The answers to those key questions above probably won't appear immediately. Cook acknowledges as much, saying "I will be honest. I asked myself that same question and it took nearly 15 years to answer it." Even when the answers do appear, there's no guarantee they won't change after a while. The important thing is to keep searching, and not just in the places the people around you want you to look. That brings us to number three.

3. Step outside your comfort zone.

Try new things, even if you think they're a little on the strange side. Cook certainly didn't confine his search for meaning to any specific area: "I tried meditation. I sought guidance in religion. I read great philosophers and authors. And, in a moment of youthful indiscretion, I might even have experimented with a Windows PC, and obviously that didn't work." In our habitual search for external validation, we've become accustomed to striving toward certain things: a big promotion, a new car, or a nicer house. Giving up external validation means looking for new metrics for success based on your own self-defined purpose.

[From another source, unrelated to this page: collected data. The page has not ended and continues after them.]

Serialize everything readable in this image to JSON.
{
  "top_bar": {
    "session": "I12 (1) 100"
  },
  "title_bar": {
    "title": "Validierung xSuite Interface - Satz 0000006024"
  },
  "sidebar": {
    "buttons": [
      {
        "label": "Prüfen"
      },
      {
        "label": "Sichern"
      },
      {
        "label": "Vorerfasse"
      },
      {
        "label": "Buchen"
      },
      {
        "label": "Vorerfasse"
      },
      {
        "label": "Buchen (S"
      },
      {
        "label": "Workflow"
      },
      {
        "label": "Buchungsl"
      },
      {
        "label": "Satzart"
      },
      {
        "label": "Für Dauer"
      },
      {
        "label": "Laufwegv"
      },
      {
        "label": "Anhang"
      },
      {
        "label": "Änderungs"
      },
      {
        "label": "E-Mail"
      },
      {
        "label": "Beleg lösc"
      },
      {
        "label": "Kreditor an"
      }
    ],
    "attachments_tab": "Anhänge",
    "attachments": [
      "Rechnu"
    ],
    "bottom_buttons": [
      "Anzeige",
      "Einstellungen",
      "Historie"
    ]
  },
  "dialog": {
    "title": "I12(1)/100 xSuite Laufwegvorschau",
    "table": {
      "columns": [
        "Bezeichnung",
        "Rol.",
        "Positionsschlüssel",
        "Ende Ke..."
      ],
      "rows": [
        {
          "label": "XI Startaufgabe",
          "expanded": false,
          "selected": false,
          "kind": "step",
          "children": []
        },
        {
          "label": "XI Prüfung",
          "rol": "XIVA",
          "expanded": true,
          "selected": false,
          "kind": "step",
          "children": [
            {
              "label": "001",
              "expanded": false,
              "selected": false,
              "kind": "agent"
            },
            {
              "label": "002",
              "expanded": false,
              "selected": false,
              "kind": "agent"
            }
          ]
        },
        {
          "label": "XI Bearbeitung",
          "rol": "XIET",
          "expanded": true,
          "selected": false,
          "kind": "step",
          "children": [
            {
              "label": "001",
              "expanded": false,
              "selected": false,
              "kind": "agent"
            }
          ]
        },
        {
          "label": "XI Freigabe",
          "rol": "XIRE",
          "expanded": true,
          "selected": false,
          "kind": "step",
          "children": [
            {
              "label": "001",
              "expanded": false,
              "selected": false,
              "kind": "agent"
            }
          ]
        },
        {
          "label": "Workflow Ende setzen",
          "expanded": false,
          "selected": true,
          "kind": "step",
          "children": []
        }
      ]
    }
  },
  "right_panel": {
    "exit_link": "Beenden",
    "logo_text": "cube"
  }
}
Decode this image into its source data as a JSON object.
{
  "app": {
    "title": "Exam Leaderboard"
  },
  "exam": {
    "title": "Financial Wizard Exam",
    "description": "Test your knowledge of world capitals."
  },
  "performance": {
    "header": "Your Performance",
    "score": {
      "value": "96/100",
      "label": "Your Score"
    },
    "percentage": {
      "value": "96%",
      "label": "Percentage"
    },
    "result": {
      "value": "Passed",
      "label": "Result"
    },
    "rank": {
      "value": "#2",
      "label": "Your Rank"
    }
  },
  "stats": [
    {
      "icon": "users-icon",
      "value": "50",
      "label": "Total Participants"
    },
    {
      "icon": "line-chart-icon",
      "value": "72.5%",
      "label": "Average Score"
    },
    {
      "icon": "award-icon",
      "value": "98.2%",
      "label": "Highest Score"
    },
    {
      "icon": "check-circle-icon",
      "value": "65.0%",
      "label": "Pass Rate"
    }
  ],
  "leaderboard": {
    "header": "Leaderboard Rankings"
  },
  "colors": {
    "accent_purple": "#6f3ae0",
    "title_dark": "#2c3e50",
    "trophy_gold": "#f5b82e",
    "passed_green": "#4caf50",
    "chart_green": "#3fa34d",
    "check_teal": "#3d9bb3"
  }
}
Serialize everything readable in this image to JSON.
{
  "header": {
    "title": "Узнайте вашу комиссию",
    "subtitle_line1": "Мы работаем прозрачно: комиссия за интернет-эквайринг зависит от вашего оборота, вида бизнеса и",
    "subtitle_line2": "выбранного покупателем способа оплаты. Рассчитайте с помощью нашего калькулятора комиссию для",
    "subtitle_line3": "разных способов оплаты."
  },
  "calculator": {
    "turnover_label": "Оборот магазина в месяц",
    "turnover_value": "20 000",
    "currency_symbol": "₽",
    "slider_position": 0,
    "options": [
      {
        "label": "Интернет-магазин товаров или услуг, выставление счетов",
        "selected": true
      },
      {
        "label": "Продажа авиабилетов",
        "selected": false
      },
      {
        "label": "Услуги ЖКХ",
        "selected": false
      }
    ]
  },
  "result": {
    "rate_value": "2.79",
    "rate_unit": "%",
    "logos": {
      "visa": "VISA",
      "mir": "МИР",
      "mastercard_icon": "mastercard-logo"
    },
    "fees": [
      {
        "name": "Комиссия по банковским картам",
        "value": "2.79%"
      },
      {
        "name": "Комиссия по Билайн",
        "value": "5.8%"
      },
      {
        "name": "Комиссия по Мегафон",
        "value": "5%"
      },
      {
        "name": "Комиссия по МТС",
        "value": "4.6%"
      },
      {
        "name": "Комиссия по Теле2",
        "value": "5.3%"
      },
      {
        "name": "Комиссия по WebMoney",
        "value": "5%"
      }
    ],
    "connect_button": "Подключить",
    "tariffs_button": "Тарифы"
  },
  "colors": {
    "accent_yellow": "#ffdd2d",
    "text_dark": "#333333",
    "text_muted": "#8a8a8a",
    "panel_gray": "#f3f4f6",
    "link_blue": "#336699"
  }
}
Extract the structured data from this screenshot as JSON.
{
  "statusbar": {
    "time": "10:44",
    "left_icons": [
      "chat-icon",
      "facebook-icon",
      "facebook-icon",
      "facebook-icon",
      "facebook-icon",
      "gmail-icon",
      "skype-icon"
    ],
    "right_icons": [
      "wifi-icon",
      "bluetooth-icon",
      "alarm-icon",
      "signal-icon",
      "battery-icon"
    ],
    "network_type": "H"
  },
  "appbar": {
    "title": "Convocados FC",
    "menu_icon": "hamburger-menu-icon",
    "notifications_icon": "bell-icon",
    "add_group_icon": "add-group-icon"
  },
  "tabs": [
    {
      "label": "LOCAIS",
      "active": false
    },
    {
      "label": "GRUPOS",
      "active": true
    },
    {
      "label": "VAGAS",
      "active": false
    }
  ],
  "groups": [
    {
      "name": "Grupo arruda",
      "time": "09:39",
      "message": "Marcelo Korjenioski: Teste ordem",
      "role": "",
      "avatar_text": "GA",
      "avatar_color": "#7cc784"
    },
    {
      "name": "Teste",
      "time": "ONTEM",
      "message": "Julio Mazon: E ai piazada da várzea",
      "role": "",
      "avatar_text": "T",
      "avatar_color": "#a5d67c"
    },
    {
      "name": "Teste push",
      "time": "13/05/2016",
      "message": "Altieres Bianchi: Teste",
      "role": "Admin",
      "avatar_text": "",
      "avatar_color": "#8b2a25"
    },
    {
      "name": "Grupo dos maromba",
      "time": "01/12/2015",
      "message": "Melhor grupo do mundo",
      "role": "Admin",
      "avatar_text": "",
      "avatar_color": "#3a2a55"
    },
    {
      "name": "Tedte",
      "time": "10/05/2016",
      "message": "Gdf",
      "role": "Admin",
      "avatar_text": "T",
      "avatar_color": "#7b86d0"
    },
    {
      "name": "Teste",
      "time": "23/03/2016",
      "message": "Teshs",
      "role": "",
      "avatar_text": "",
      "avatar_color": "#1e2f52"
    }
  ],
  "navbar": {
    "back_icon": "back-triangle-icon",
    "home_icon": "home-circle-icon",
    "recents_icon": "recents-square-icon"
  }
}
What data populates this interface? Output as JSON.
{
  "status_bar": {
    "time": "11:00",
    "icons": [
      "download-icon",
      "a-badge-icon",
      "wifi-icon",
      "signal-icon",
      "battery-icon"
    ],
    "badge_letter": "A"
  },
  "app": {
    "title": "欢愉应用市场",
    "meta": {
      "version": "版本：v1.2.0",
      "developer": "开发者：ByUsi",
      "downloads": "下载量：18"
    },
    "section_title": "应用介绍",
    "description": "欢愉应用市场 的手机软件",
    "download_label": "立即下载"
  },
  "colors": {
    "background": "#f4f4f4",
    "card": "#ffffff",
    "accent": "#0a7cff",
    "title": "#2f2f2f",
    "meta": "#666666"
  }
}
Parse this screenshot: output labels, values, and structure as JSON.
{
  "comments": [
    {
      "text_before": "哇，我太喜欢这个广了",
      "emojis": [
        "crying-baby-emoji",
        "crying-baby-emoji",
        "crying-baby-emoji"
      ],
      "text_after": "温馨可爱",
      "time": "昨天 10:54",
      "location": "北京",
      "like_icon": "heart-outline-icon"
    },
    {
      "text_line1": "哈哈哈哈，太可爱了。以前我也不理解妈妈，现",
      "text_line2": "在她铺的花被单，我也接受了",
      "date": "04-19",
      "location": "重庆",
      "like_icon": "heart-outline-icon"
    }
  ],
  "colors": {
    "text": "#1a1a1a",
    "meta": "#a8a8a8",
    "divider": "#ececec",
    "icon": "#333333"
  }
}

If you can follow these three steps, they'll eventually lead you to the right place. When you find it, there's just one more thing to do.

Stay the Course

People will try to sway you from your path, whether intentionally or unconsciously, but hold fast. I'll close with Cook's charge to MIT's fresh crop of college graduates:

When you are convinced that your cause is right, have the courage to take a stand. If you see a problem or an injustice, recognize that no one will fix it but you. As you go forward today, use your minds and hands and your hearts to build something bigger than yourselves.